Wednesday, May 13, 2009

Behaviorist learning theories influence some instructional strategies in the classroom. Behaviorist theory states that "all behavior is learned habits" and "all behaviors can also be unlearned" (Standridge 2008).  This theory believes that teachers need to reward desired responses for learning to take place. Behaviors that are rewarded will be repeated. 

With that in mind, several instructional strategies can be related to behaviorism. First of all, students can be shown the effect of their own efforts in the classroom. As teachers, we want students to demonstrate effort; therefore, we need to reinforce effort. To do this, we can have students track the effort they put into assignments, and then look at their corresponding scores. We can comment positively when their effort results in desired outcomes. When there is a lack of effort and students are not as successful as we would like, we can withhold positive feedback. Instead, students receive negative feedback, such as a poor grade. (Pitler 2007).

A second instructional strategy that relates to behaviorism is homework. Homework gives students additional practice with data, and allows teachers to provide additional feedback. This feedback can help students make improvements within the classroom. Not all homework is the same, however. Traditionally, teachers will grade homework and write comments on it to encourage students and elicit the response desired. With modern technology, though, homework can include multi-media projects and assignments that may provide immediate feedback to encourage students. (Pitler 2007).

Programmed instruction, such as websites and power point games, present small amounts of information, asks questions, and then allows students to receive answers. (Laureate Education 2009).
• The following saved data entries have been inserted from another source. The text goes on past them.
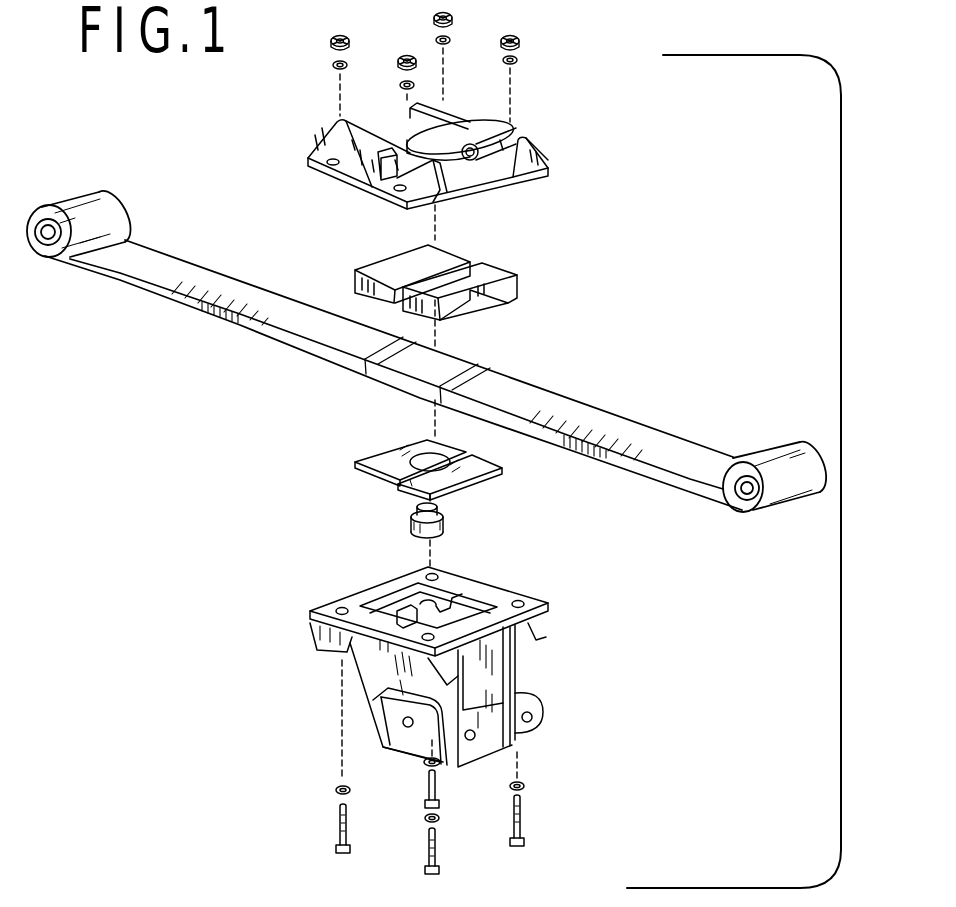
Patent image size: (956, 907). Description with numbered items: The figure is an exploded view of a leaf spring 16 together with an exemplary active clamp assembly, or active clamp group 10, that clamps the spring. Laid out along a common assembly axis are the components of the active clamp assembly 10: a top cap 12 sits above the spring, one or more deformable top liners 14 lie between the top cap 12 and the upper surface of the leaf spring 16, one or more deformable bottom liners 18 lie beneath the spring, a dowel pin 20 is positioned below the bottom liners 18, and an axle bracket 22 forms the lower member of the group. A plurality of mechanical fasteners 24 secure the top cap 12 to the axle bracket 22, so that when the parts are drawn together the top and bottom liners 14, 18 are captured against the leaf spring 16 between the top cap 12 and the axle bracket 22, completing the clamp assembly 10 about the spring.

The active clamp assembly 10 is at (310, 663).
The top cap 12 is at (545, 157).
The deformable top liners 14 is at (500, 263).
The leaf spring 16 is at (152, 292).
The deformable bottom liners 18 is at (398, 448).
The dowel pin 20 is at (447, 518).
The axle bracket 22 is at (548, 712).
The mechanical fasteners 24 is at (527, 815).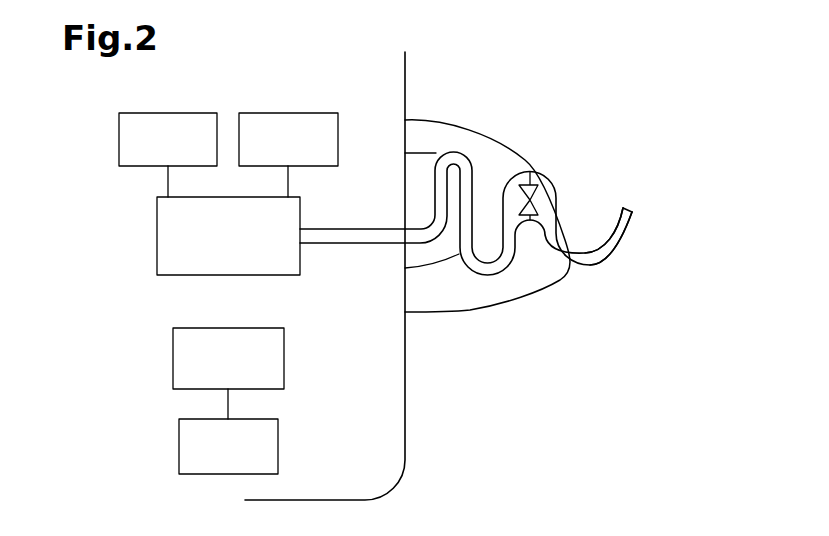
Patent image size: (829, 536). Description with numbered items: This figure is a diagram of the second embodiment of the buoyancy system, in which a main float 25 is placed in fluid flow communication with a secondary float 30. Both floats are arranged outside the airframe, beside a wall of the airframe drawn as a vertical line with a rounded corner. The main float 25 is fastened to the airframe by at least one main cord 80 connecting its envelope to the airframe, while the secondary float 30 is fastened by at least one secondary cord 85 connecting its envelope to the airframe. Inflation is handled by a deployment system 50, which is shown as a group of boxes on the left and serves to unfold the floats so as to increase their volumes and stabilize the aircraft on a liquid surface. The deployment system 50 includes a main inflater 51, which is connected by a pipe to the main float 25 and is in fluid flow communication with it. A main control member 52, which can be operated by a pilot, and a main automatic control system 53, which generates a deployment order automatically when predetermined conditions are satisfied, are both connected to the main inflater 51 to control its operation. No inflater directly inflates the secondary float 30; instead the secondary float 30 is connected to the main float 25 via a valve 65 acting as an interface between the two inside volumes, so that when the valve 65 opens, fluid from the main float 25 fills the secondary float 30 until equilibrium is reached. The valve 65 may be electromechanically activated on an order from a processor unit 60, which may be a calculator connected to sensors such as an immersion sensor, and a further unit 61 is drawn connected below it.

The main float 25 is at (462, 154).
The secondary float 30 is at (629, 232).
The deployment system 50 is at (128, 269).
The main inflater 51 is at (213, 249).
The main control member 52 is at (153, 151).
The main automatic control system 53 is at (273, 151).
The processor unit 60 is at (214, 371).
The unit 61 is at (214, 460).
The valve 65 is at (538, 195).
The main cord 80 is at (425, 153).
The secondary cord 85 is at (527, 158).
Receiving immediate feedback encourages students to continue working with effort. 

There are many ways behaviorism is still at work within classrooms. Behavior management and instructional strategies are influenced by behaviorism. 
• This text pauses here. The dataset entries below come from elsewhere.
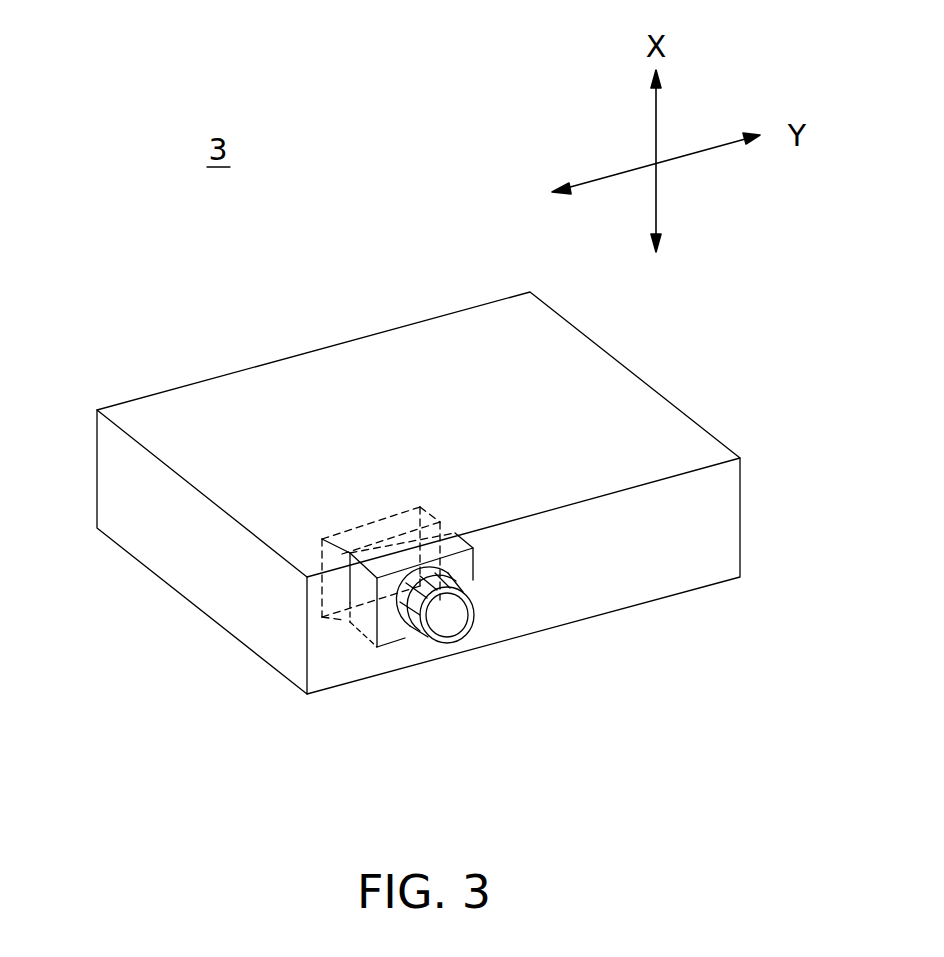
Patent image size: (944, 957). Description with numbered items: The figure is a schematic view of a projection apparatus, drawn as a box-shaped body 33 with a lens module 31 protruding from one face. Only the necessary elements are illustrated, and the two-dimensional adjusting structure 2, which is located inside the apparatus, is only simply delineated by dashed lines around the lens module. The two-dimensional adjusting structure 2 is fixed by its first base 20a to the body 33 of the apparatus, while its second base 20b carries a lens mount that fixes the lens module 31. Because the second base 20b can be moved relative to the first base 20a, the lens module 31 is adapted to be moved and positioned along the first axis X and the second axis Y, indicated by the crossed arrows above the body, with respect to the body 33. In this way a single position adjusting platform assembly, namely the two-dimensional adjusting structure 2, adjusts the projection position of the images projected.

The two-dimensional adjusting structure 2 is at (233, 792).
The first base 20a is at (322, 539).
The second base 20b is at (357, 614).
The lens module 31 is at (460, 637).
The body 33 is at (203, 452).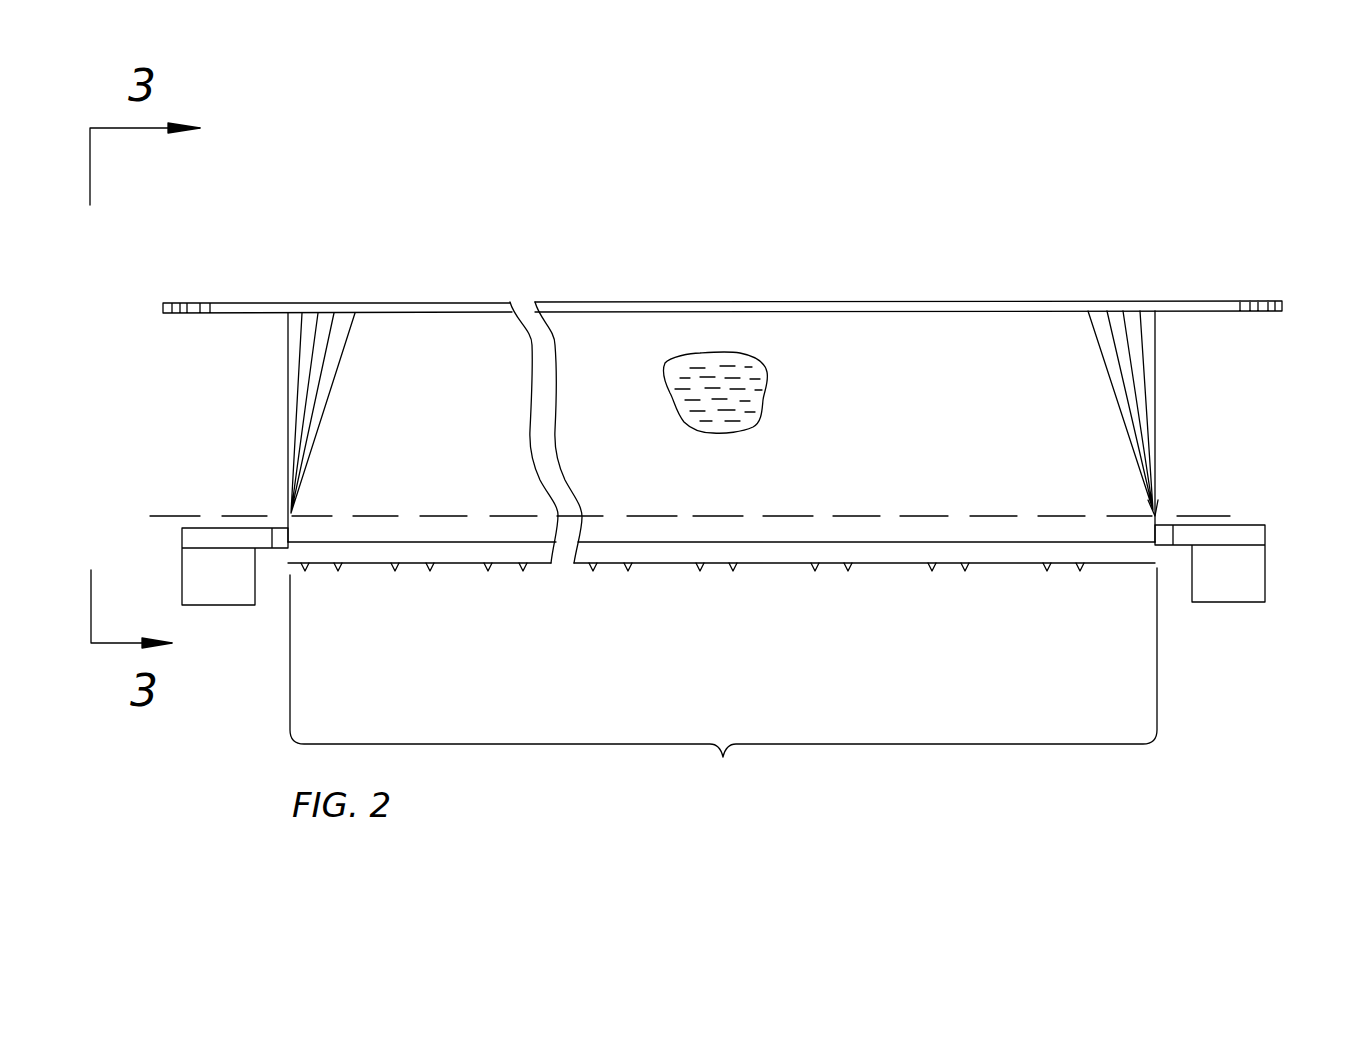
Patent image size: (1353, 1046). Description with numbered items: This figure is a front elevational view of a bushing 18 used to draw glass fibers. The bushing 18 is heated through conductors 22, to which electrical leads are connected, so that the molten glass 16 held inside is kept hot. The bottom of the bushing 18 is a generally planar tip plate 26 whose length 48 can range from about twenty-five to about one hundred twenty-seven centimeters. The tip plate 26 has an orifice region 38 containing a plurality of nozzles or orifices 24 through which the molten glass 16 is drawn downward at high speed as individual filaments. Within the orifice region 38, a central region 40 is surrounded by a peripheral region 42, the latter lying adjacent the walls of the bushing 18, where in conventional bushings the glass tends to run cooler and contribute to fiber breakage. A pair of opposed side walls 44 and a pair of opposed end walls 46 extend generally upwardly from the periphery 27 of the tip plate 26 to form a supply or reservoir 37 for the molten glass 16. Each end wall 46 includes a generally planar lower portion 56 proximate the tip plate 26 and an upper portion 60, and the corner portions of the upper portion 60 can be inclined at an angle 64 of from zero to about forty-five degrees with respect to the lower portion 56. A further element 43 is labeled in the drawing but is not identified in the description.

The molten glass 16 is at (692, 375).
The bushing 18 is at (600, 302).
The conductors 22 is at (1205, 602).
The orifices 24 is at (733, 575).
The tip plate 26 is at (902, 565).
The periphery 27 is at (1138, 560).
The reservoir 37 is at (757, 358).
The orifice region 38 is at (525, 568).
The central region 40 is at (785, 565).
The peripheral region 42 is at (318, 568).
The pivot axis 43 is at (238, 517).
The side walls 44 is at (932, 414).
The end walls 46 is at (288, 448).
The length 48 is at (723, 757).
The lower portion 56 is at (1158, 514).
The upper portion 60 is at (1157, 393).
The angle 64 is at (333, 380).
Laureate Education, Inc. (Executive Producer). (2009). Program four. Behaviorist Learning Theory [Motion picture]. Bridging learning theory, instruction, and technology. Baltimore: Author.

Pitler, H., Hubbell, E., Kuhn, M., & Malenoski, K. (2007). Using technology with classroom instruction that works. Alexandria, VA: ASCD

Smith, M. K. (1999) 'The behaviourist orientation to learning',the encyclopedia of informal, Last update: May 11, 2009


  1. Ginger

    The effort we love to see in our students should also be modeled by us. Along with tracking the effort-achievement relationship of our students, perhaps as teachers we could also use the technology tools available to correlate how our efforts have affected the achievements of our students. In work and school situations, I have always felt more motivated when my boss or instructor gave as much as they asked me to give. In this way, we are reinforcing each other and showing approval of appropriate behavior.
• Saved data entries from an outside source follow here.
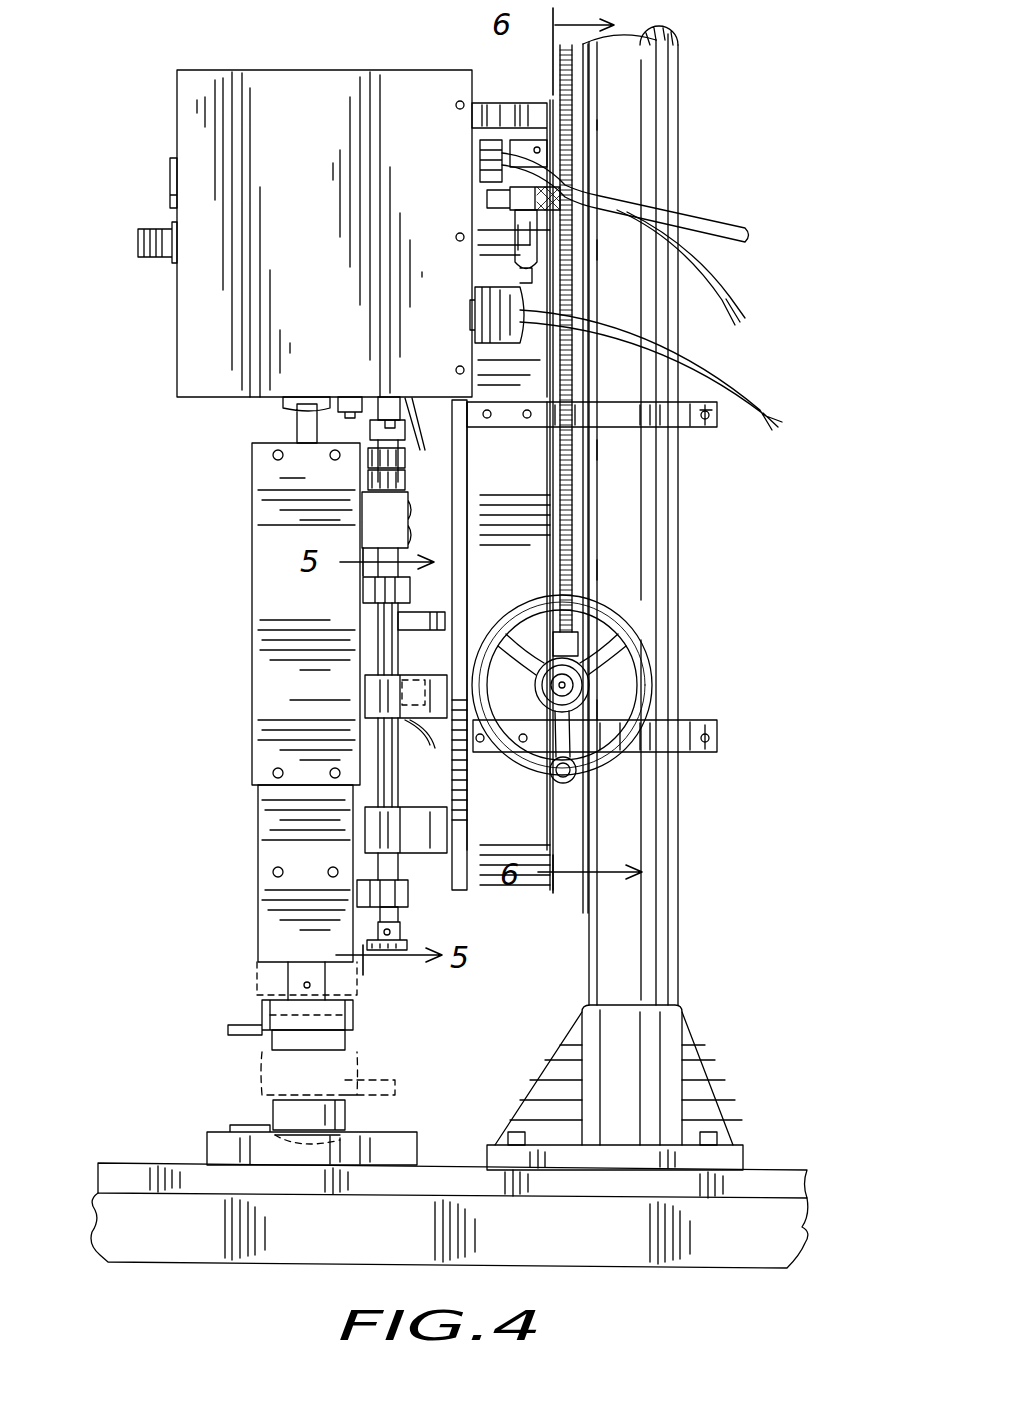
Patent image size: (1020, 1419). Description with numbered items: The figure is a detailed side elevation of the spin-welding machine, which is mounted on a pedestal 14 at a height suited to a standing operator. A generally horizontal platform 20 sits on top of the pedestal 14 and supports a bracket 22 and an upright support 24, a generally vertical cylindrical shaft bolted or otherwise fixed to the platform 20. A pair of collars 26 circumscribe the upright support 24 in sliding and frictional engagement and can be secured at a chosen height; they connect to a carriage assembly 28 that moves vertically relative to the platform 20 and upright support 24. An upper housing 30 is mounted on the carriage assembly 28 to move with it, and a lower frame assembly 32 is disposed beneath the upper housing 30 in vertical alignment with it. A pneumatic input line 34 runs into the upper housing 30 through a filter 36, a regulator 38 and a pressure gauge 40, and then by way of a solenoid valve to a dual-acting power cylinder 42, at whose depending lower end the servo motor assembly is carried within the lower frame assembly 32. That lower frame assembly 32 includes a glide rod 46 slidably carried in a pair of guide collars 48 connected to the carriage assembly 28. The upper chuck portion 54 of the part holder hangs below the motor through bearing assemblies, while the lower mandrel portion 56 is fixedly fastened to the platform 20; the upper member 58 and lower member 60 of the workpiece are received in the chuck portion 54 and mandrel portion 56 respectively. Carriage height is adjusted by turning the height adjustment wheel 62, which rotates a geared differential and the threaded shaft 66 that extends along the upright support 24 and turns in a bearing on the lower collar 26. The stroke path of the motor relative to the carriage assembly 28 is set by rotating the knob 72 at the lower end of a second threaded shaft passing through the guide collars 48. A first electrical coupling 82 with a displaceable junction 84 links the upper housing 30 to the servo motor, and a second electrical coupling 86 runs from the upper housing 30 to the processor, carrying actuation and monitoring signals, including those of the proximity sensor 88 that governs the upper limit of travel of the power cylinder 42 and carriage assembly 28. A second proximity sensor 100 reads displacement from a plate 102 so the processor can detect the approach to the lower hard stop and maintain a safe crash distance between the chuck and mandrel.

The pedestal 14 is at (790, 1215).
The platform 20 is at (798, 1170).
The bracket 22 is at (705, 1085).
The upright support 24 is at (665, 120).
The collars 26 is at (690, 427).
The carriage assembly 28 is at (467, 887).
The upper housing 30 is at (190, 345).
The lower frame assembly 32 is at (252, 588).
The pneumatic input line 34 is at (722, 218).
The filter 36 is at (515, 237).
The regulator 38 is at (170, 172).
The pressure gauge 40 is at (138, 243).
The power cylinder 42 is at (297, 423).
The glide rod 46 is at (388, 763).
The guide collars 48 is at (380, 710).
The upper chuck portion 54 is at (353, 1013).
The lower mandrel portion 56 is at (418, 1140).
The upper member 58 is at (300, 1085).
The lower member 60 is at (273, 1112).
The height adjustment wheel 62 is at (650, 678).
The threaded shaft 66 is at (568, 560).
The knob 72 is at (395, 935).
The first electrical coupling 82 is at (378, 522).
The displaceable junction 84 is at (398, 418).
The second electrical coupling 86 is at (720, 305).
The proximity sensor 88 is at (762, 412).
The second proximity sensor 100 is at (425, 688).
The plate 102 is at (430, 625).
    Also, homework is often an integral part of our classes and to make it more welcomed by our students it needs to be authentic. What we ask our students to work on at home should have meaning and relevance and not just be a time filler. There should also be some sort of assessment or feedback of the homework. As you said, this is where technology unites with behaviorism and offers both meaningful work and immediate responses.

  2. Homework is one way all sutdents can practice what they have learned in class. However many times we do not give enough feedback on homework and therefore loose the effectiveness of the homework. If students are not receiving feedback on the homework they are doing, many times I have seen them start to make only half-hearted efforts in doing it. If they are not truly practicing their homework, behaviorist theory shows that their negative effort will result in not learning the concept. As technology becomes more available to do homework and respond quickly, the positive reinforcement will bring about the learning the teacher desires.

  3. Mrs. H,

    I feel that when you reinforce effort you create a self efficacy in your students. There are two things that I like about the idea of reinforcing effort and the first one is that it "enhances students' understanding of the relationship between effort and achievement by addressing their attitudes and beliefs about learning"(Pitler,Hubbell,Kuhn,and Malenoski, 2007, p.155). The second thing that I like about reinforcing effort is our ability to provide immediate feedback using technology such as Microsoft Excel and our classroom blog. We can make a spreadsheet of their effort grades and post it to a blog. This will provide immediate feedback to the students and help them realize how important their effort in the class matters.


    Pitler, H., Hubbell, E., Kuhn, M., & Malenoski, K. (2007). Using technology with classroom instruction that works. Alexandria, VA: ASCD.

  4. Bryan,
    One advantage to technology is that it becomes possible to provide more immediate feedback. My high school students use Buzzword, which is a free online Word tool. They are able to post their writing assignments there and send them to me as they finish. I can log on and make comments on the assignments and return them via the internet. It is beneficial when students are working from home on homework and can receive feedback. I advise them that I will check at certain times for completed work and they have my assurance that they will receive feedback with 36 hours. Most of my students send me their written work two or three times before the actual due date to receive as much feedback as possible before turning in a final project. They like receiving my comments, and because they are in writing and private, they are more likely to follow my advice or ask specific questions to aid in their learning.